VIVALDI (1678-1741)
Nulla in mundo pax sincera RV 630
Aria Larghetto • Recitativo • Aria Allegro • (Allegro)
Concerto pour deux violons et violoncelle en sol mineur RV 578a
Adagio e spiccato • Allegro • Largo e spiccato • Allegro
Canta in prato, ride in monte RV 623
Aria (Allegro) • Recitativo • Aria (Allegro) • (Allegro)
“La primavera”
Concerto Op. 8 nº 1 en mi majeur RV 269
Allegro • Largo • Allegro
“L’estate”
Concerto Op. 8 nº 2 en sol mineur RV 315
Allegro non molto • Adagio • Presto
“L’autunno”
Concerto Op. 8 nº 3 en fa majeur RV 293
Allegro • Adagio molto • Allegro
“L’inverno”
Concerto Op. 8 nº 4 en fa mineur RV 297
Allegro non molto • Largo • Allegro
Ce fut l’une des meilleurs surprises discographiques de l’année dernière.

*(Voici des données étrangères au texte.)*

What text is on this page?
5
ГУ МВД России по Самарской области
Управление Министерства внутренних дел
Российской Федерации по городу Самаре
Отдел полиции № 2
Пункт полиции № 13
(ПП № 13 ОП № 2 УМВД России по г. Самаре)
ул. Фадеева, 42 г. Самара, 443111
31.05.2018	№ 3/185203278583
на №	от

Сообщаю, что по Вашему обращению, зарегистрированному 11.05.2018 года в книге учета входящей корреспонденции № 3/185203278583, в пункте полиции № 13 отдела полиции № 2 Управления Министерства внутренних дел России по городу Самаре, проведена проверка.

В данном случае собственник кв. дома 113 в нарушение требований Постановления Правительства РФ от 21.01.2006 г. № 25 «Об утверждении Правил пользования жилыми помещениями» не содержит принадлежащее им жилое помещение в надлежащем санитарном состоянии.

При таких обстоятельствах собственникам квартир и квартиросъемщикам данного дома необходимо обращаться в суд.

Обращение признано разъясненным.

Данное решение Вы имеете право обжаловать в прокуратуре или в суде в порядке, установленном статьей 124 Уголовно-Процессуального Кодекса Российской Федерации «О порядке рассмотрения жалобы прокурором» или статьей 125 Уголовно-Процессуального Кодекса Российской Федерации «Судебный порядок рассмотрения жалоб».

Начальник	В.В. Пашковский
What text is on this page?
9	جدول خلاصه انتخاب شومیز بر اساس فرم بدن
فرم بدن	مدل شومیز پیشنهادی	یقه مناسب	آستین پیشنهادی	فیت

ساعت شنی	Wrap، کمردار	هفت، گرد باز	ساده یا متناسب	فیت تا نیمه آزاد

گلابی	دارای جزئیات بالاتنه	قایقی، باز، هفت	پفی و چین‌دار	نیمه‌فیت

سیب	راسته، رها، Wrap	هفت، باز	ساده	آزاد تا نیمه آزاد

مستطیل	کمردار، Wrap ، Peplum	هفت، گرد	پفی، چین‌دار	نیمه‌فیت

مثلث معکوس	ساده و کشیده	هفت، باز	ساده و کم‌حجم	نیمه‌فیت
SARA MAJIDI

Dans un premier temps, nous étions quelque peu méfiants à l’idée d’entendre une version de plus des Quatre saisons d’Antonio Vivaldi. Mais rapidement, la complicité dynamique des musiciens sur instruments anciens de Gli Incogniti nous a révélé ce tube de l’histoire de la musique sous un autre jour, ni romantisant, ni « baroqueux » au sens maniéré du terme. La violon solo, Amandine Beyer, insuffle à cette œuvre une fraîcheur salutaire, quasi chambriste (elle s’est d’ailleurs entourée d’un ensemble de seulement huit musiciens). Les mouvements descriptifs – les pas sur la neige ou les aboiements du chien – deviennent des effets d’une rare poésie. Pour son concert dans le cadre du Festival d’Ile de France, la violoniste et son ensemble jouent, outre les Quatre saisons, différentes pièces du Prêtre roux, évoquant ainsi son travail dans les hospices de La Pieta où Vivaldi était maître de violon. On entendra ainsi le Concerto pour deux violons et violoncelle en sol mineur, aux courbes mélodiques hautement expressives. Mais surtout, la soprano Maria Espada chantera en soliste Nulla in mundo pax sincera et Canto in prato, ride in monte, deux partitions qui montrent le style si particulier de l’écriture vocale vivaldienne, alchimie entre un cantabile très émouvant et des vocalises pyrotechniques irrésistibles. Le beau théâtre à l’italienne de Fontainebleau s’apprête ainsi à se téléporter sur les bords de la lagune.